Histogram fit

A common method of determining the reaction parameters is fitting the dwell time histogram with an exponential distribution:

\[\text{PDF} = \sum_{i=1}^{n} P_i k_i e^{-k_i t}\]

To fit this function, we need the dwell time histogram in the form of the probability density function. To obtain it we normalize the histogram and divide by the bin width:

\[\text{bin}_{i,\text{PDF}} = \frac{\text{bin}_{i}}{N_{\text{total}}\, \Delta t_{\text{bin}}}\]

where \(N_{\text{total}}\) is the total number of dwell times and \(\Delta t_{\text{bin}}\) is the bin width.

fig, axes = plt.subplots(1,2, figsize=(9,3), layout='constrained')
_ = file.analyze_dwells(method='histogram_fit', number_of_exponentials=[1,2], state_names={0: 'Low FRET',  1:'High FRET'},
                       plot=True, plot_dwell_analysis_kwargs=dict(plot_range=(0,2), axes=axes))

Bin size

The fit result depends on the chosen bin width. The default ways of determining a proper bin width in numpy may not give good results for our data, mainly because our data is already binned in the time dimension with bin edges at the start and end of each frame.

for bins in ['auto', 20, 'sturges']:
    fig, axes = plt.subplots(1,2, figsize=(9,3), layout='constrained')
    _ = file.analyze_dwells(method='histogram_fit', number_of_exponentials=[1,2], state_names={0: 'Low FRET',  1:'High FRET'},
                           fit_dwell_times_kwargs=dict(bins=bins), plot=True, plot_dwell_analysis_kwargs=dict(bins=bins, plot_range=(0,2), axes=axes))

Hence we use a binning method that takes into account the frame interval by making the bin width a multiple of the frame interval \(\Delta t_{\text{frame}}\). To determine the number of multiples we estimate the bin width using the Freedman-Diaconis rule

\[\Delta t_{\text{bin, fd}} = 2 \frac{\text{IQR(x)}}{N^{1/3}}\]

and then round up to a integer number of the frame interval:

\[\Delta t_{\text{bin}} = \text{ceil}\left( \frac{\Delta t_{\text{bin, fd}}}{\Delta t_{\text{frame}}} \right) \Delta t_{\text{frame}}\]

Additonally, the first bin starts at half the frame interval, so that the bin centers correspond to the time points of the frames.

Truncation

As we fit the probability density function, it is also important to use a truncated distribution.

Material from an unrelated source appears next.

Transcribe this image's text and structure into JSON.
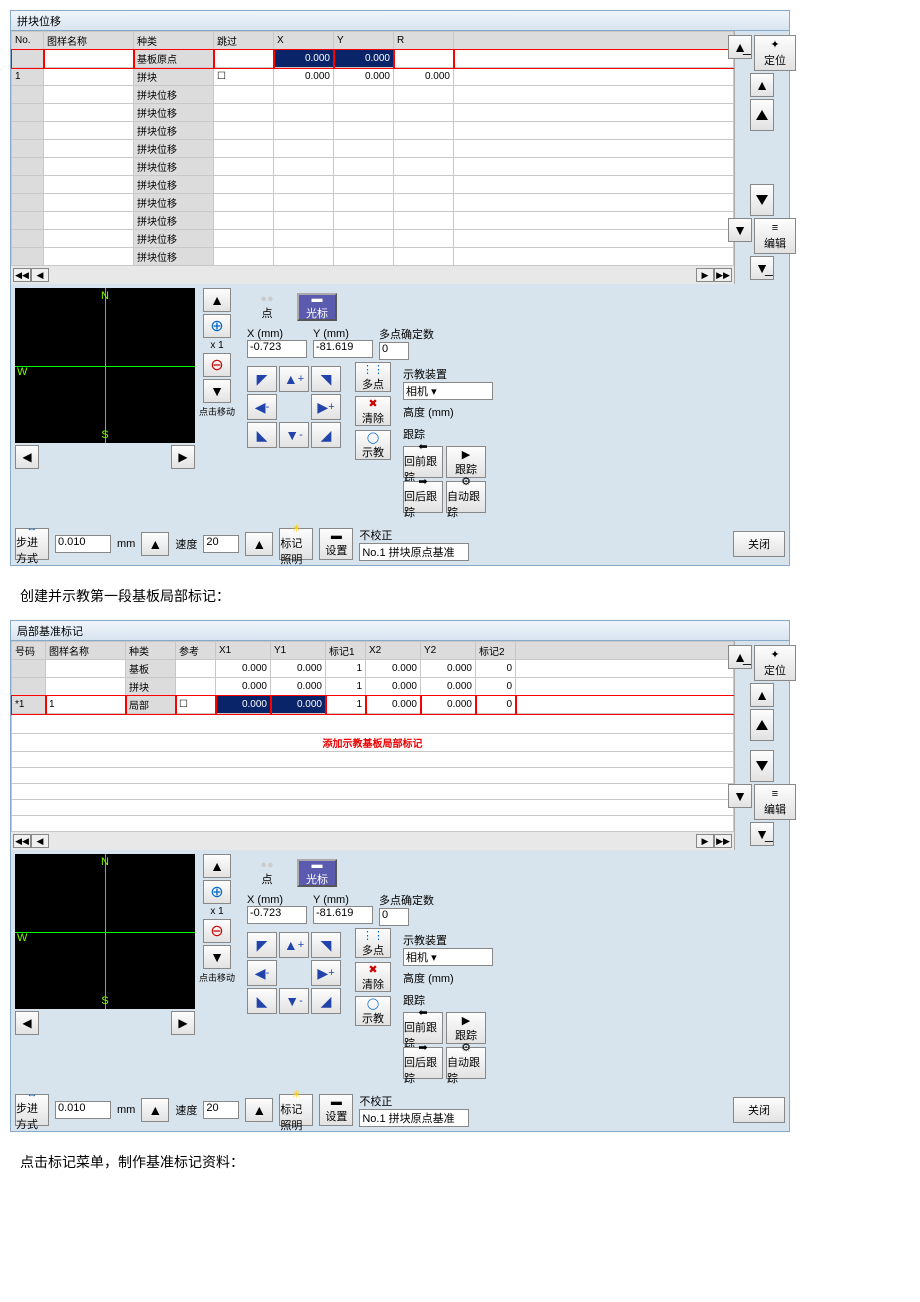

fig, axes = plt.subplots(1,2, figsize=(9,3), layout='constrained')
_ = file.analyze_dwells(method='histogram_fit', number_of_exponentials=[1,2], state_names={0: 'Low FRET',  1:'High FRET'},
                        truncation=(0, np.inf), fit_dwell_times_kwargs=dict(free_truncation_min=False),
                        plot=True, plot_dwell_analysis_kwargs=dict(plot_range=(0,2), axes=axes))
fig.suptitle('No truncation')

Text(0.5, 0.98, 'No truncation')

fig, axes = plt.subplots(1,2, figsize=(9,3), layout='constrained')
file.analyze_dwells(method='histogram_fit', number_of_exponentials=[1,2], state_names={0: 'Low FRET',  1:'High FRET'},
                    truncation=(file.cycle_time/2, np.inf), fit_dwell_times_kwargs=dict(free_truncation_min=False),
                    plot=True, plot_dwell_analysis_kwargs=dict(plot_range=(0,2), axes=axes))
_ = fig.suptitle('Truncation ½ frame interval')

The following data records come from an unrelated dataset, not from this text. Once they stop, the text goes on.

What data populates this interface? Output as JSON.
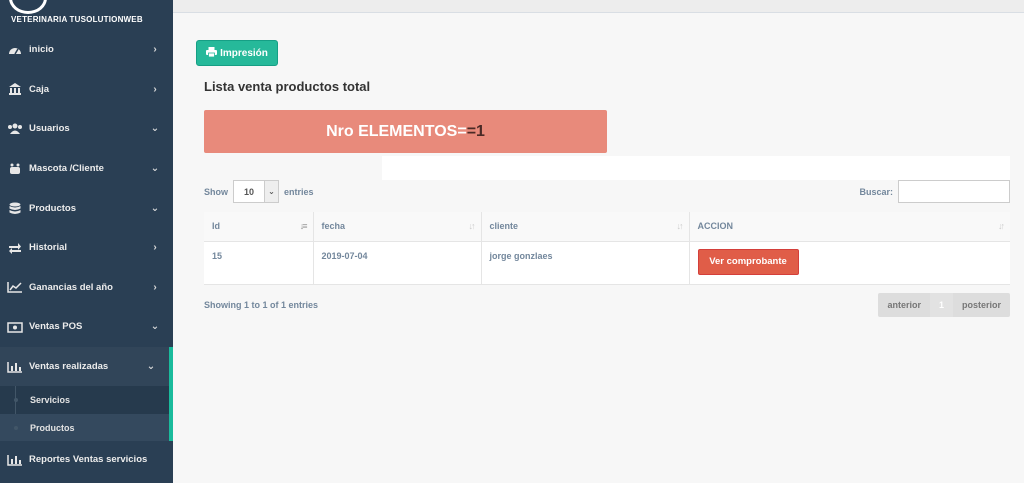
{
  "sidebar": {
    "brand": "VETERINARIA TUSOLUTIONWEB",
    "items": [
      {
        "label": "inicio",
        "icon": "dashboard-icon",
        "chevron": "›"
      },
      {
        "label": "Caja",
        "icon": "bank-icon",
        "chevron": "›"
      },
      {
        "label": "Usuarios",
        "icon": "users-icon",
        "chevron": "⌄"
      },
      {
        "label": "Mascota /Cliente",
        "icon": "paw-icon",
        "chevron": "⌄"
      },
      {
        "label": "Productos",
        "icon": "database-icon",
        "chevron": "⌄"
      },
      {
        "label": "Historial",
        "icon": "exchange-icon",
        "chevron": "›"
      },
      {
        "label": "Ganancias del año",
        "icon": "line-chart-icon",
        "chevron": "›"
      },
      {
        "label": "Ventas POS",
        "icon": "money-icon",
        "chevron": "⌄"
      },
      {
        "label": "Ventas realizadas",
        "icon": "bar-chart-icon",
        "chevron": "⌄"
      }
    ],
    "submenu": [
      {
        "label": "Servicios"
      },
      {
        "label": "Productos"
      }
    ],
    "last_item": {
      "label": "Reportes Ventas servicios",
      "icon": "bar-chart-icon"
    }
  },
  "main": {
    "print_button": "Impresión",
    "title": "Lista venta productos total",
    "nro_label": "Nro ELEMENTOS= ",
    "nro_count": "=1",
    "show_label": "Show",
    "entries_value": "10",
    "entries_label": "entries",
    "search_label": "Buscar:",
    "search_value": "",
    "table": {
      "headers": [
        "Id",
        "fecha",
        "cliente",
        "ACCION"
      ],
      "rows": [
        {
          "id": "15",
          "fecha": "2019-07-04",
          "cliente": "jorge gonzlaes",
          "action": "Ver comprobante"
        }
      ]
    },
    "info": "Showing 1 to 1 of 1 entries",
    "pager": {
      "prev": "anterior",
      "page": "1",
      "next": "posterior"
    }
  },
  "colors": {
    "sidebar_bg": "#2a3f54",
    "accent": "#1abb9c",
    "print_button": "#26b99a",
    "nro_box": "#e88a7b",
    "action_button": "#e05d48"
  }
}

We can also add the lower truncation value as an extra fit parameter:

fig, axes = plt.subplots(1,2, figsize=(9,3), layout='constrained')
_ = file.analyze_dwells(method='histogram_fit', number_of_exponentials=[1,2], state_names={0: 'Low FRET',  1:'High FRET'},
                        truncation=(0, np.inf), fit_dwell_times_kwargs=dict(free_truncation_min=True),
                        plot=True, plot_dwell_analysis_kwargs=dict(plot_range=(0,2), axes=axes))
_ = fig.suptitle('Lower truncation value as free parameter')